Mk 1,15 – Lutherübersetzung 1984: „Die Zeit ist erfüllt.“
Mk 1,15 – Lutherübersetzung 2017: „Die Zeit ist erfüllt.“
Mk 1,15 – Zürcher Übersetzung: „Erfüllt ist die Zeit.“
Mk 1,15 – Elberferlder Übersetzung: „Die Zeit ist erfüllt.“
Mk 1,15 – Einheitsübersetzung 2016: „Die Zeit ist erfüllt.“
Mk 1,15 – Neue Genfer Übersetzung: „Die Zeit ist gekommen.“
Mk 1,15 – Basisbibel: „Die von Gott bestimmte Zeit ist da.“
Mk 1,15 – griechischer Urtext: peplärootai ho kairos

In Mk 1,15 wird am Anfang des Markusevangeliums auf die einzigartige Zeit hingewiesen, die mit Jesus Christus begonnen hat; mit Jesus Christus erfüllt sich die Zeit.

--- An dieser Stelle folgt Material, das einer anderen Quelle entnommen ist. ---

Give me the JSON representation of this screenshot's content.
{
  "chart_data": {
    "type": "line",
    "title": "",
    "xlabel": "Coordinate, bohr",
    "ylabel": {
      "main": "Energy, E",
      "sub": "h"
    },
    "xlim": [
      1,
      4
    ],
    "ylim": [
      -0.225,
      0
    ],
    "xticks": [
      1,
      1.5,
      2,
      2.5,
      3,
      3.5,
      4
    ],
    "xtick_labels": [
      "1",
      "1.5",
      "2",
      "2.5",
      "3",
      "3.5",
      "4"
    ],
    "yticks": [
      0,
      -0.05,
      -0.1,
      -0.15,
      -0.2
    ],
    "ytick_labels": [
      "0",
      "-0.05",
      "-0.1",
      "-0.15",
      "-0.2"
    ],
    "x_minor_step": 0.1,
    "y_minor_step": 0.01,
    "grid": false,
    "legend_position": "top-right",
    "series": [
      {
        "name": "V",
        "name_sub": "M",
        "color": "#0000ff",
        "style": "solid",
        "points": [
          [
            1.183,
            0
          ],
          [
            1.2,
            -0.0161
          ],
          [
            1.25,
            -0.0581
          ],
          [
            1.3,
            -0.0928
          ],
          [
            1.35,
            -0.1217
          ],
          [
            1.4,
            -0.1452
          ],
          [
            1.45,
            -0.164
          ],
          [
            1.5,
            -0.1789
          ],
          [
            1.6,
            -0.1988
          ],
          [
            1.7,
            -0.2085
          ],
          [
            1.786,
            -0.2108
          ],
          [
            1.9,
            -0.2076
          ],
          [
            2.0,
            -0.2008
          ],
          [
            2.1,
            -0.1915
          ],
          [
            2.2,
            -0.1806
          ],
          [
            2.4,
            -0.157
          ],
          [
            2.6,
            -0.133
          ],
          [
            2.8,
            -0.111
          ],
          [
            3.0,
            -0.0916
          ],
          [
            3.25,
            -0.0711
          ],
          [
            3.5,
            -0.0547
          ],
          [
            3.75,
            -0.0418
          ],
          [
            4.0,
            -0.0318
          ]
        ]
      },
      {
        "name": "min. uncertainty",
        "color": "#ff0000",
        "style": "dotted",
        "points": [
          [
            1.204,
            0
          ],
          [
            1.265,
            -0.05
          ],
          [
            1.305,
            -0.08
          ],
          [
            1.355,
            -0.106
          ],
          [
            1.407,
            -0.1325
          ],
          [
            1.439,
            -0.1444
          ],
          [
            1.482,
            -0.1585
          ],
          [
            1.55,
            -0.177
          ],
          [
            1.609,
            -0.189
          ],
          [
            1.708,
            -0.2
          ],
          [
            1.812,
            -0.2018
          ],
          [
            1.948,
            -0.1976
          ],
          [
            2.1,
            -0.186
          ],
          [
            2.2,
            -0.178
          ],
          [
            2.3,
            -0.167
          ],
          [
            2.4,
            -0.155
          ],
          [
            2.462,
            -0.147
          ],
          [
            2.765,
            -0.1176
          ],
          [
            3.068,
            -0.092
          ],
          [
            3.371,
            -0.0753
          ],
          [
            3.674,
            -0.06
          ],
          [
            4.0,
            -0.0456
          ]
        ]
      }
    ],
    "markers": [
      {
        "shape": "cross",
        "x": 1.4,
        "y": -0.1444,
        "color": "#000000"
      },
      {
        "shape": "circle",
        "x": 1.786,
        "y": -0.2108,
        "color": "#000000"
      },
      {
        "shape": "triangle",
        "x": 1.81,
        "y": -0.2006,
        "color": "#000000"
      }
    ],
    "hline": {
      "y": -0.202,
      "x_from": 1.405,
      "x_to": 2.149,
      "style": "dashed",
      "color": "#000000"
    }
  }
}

Der Kirchentag weiß, dass sein Slogan „Jetzt ist die Zeit“ in Mk 1,15 gar nicht vorkommt und spricht deshalb etwas entschuldigend von „Übersetzungsvariante“. Wenn er ehrlich gewesen wäre, hätte er allenfalls von „Interpretationsvariante“ sprechen können, denn das griechische Original von Mk 1,15 lässt sich nicht mit „jetzt ist die Zeit“ übersetzen.

Es gibt allerdings eine Bibelstelle, die mit „jetzt ist die Zeit“ übersetzt werden kann oder sogar so übersetzt werden muss: 2. Korinther 6,2. Dort heißt es:

2. Kor 6,2 – Lutherübersetzung 1984: „Jetzt ist die Zeit der Gnade“
2. Kor 6,2 – Lutherübersetzung 2017: „Jetzt ist die willkommene Zeit“
2. Kor 6,2 – Zürcher Übersetzung: „Jetzt ist sie da, die ersehnte Zeit“
2. Kor 6,2 – Elberferlder Übersetzung: „Jetzt ist die hochwillkommene Zeit“
2. Kor 6,2 – Einheitsübersetzung 2016: „Jetzt ist sie da, die Zeit der Gnade“
2. Kor 6,2 – Neue Genfer Übersetzung: „Jetzt ist die Zeit der Gnade“
2. Kor 6,2 – Basisbibel: „Jetzt ist die rechte Zeit.“
2. Kor 6,2 – griechischer Urtext: „nyn kairos“; kann fast schon ohne Griechischkenntnissse als „jetzt ist die Zeit“ erkannt werden: „nyn“ – nun/jetzt und „kairos“ – Zeit/günstige Zeit.

Damit stellt sich die entscheidende Frage, warum der Kirchentag als Beleg für seinen Slogan ausgerechnet eine Bibelstelle angibt, die gar nicht so recht zu seinem Slogan passt; und warum er nicht die Bibelstelle angibt, die viel besser zu seiner Losung passt.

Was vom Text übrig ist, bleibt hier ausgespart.